Louise Pietrewicz Investigation

Editorial: After remains discovered, still more must be done

The truth arrived in Southold Monday morning when Suffolk County investigators and town detectives dug deep into the basement of a house on Lower Road and found skeletal remains wrapped in burlap.

A woman’s skeletal remains. They could see the remnants of a brightly colored dress she had worn on the very last day of her life.

The home was once owned by William Boken, who up until the fall of 1966 was a Southold town cop. He was married to Judy Boken, and was also seeing Louise Pietrewicz, a 38-year-old Cutchogue farmer’s wife who worked at the soda fountain in the pharmacy on Main Road in Cutchogue. They likely met over the counter when he came in on a break.

The discovery of bones that are almost certainly those of Louise puts an end to the question of what had become of her after she vanished in October 1966 in the company of Mr. Boken. The discovery of remains tells investigators that she was likely murdered by Mr. Boken and buried six and a half feet in the sandy soil of his basement, where they lay until early afternoon Monday.

But this story doesn’t end there. It can’t end there. The search for truth must go further. The discovery resolves one mystery: What became of Louise? But it opens another set of mysteries and questions that, more than a half-century later, deserve attention.

We can sum them up this way: Why did officials and police in Southold Town in October 1966 and in 1967, apparently do so little, if anything, to find out what had happened to her?

Louise’s family was so convinced town police did not care to find out anything that her sisters went to the state trooper barracks near Riverhead a full two weeks after her disappearance and filed a missing persons report. Two trooper investigators were assigned, Tom Cobey and Dick Fairchild.

It is also clear from the surviving town record and from interviews with participants that the town police — as Mr. Cobey and Mr. Fairchild were closing in on Mr. Boken — picked him up at his house and took him late one night to the home of a town justice, who then had him committed to a psychiatric institution without even the pretense of a medical examination.

To the two state trooper investigators working the case of Louise’s disappearance, this was a deliberate effort to shield Mr. Boken from them and his certain arrest for her murder.

One of those troopers, Mr. Fairchild, angrily told retired trooper Bud Griffiths in 2013 that he believed town officials did not want Mr. Boken arrested due to personal behavior issues among certain local officials that Mr. Fairchild characterized as something out of “Peyton Place,” a television soap opera.

In other words, in Mr. Fairchild’s view, town officials were covering up for themselves by covering up for Mr. Boken. An investigation today by an outside agency could help find out what, if any, truth there is in that assessment.

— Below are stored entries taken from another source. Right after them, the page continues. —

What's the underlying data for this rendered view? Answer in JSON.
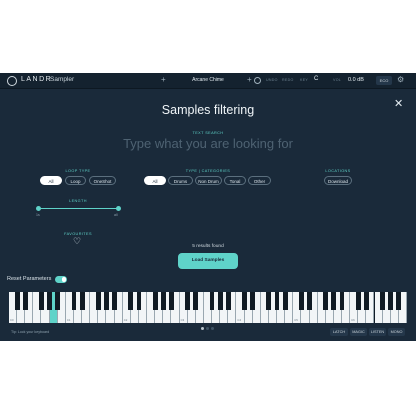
{
  "topbar": {
    "brand": "LANDR",
    "app_name": "Sampler",
    "preset": "Arcane Chime",
    "labels": [
      "UNDO",
      "REDO",
      "KEY",
      "VOL"
    ],
    "key": "C",
    "volume": "0.0 dB",
    "box_label": "ECO"
  },
  "panel": {
    "title": "Samples filtering",
    "text_search_label": "TEXT SEARCH",
    "search_placeholder": "Type what you are looking for",
    "loop_type_label": "LOOP TYPE",
    "loop_types": [
      "All",
      "Loop",
      "OneShot"
    ],
    "type_label": "TYPE | CATEGORIES",
    "types": [
      "All",
      "Drums",
      "Non Drum",
      "Tonal",
      "Other"
    ],
    "locations_label": "LOCATIONS",
    "location": "Download",
    "length_label": "LENGTH",
    "length_min": "1s",
    "length_max": "all",
    "favourites_label": "FAVOURITES",
    "results": "5 results found",
    "load_button": "Load Samples"
  },
  "reset": {
    "label": "Reset Parameters",
    "enabled": true
  },
  "keyboard": {
    "octave_labels": [
      "C0",
      "C1",
      "C2",
      "C3",
      "C4",
      "C5",
      "C6"
    ],
    "highlighted_key": "A0",
    "hint": "Tip: Lock your keyboard",
    "page_count": 3,
    "active_page": 1,
    "modes": [
      "LATCH",
      "MAGIC",
      "LISTEN",
      "MONO"
    ]
  },
  "colors": {
    "accent": "#5fd3c9",
    "background": "#1a2a3a",
    "topbar": "#14222f"
  },
  "icons": {
    "logo": "landr-logo-icon",
    "close": "close-icon",
    "favourite": "heart-icon",
    "settings": "gear-icon"
  }
}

Louise’s family — her daughter, Sandy Blampied; her surviving sibling, Leo Jasinski of Riverhead; Louise’s niece, Beanie Zuhoski of Cutchogue; and others — deserves a more aggressive effort to find out why local authorities did nothing in 1966.

That effort could also pry loose state mental health records showing exactly what Mr. Boken was doing in the psychiatric hospital and if there was any medical reason for it.

Another point that must be made: Based on interviews we have done, it is clear that Mr. Boken’s brutal treatment of his wife was widely known among some town officials. They knew he beat her; some knew he threatened to kill her.

Had officials moved against Mr. Boken for those crimes, perhaps putting him on trial and sending him off to a prison term — would Louise have gone on to live her life with her daughter?

Could an investigation by an outside agency determine if Mr. Boken’s wife, now Judith Terry — whose detailed account to town police that her husband buried the body in their basement led to Monday’s discovery — told anyone else that story?

If so, whom?

Caption: William Boken, center, with fellow Southold Police Department officers in a photo that has long hung on the wall at police headquarters in Peconic.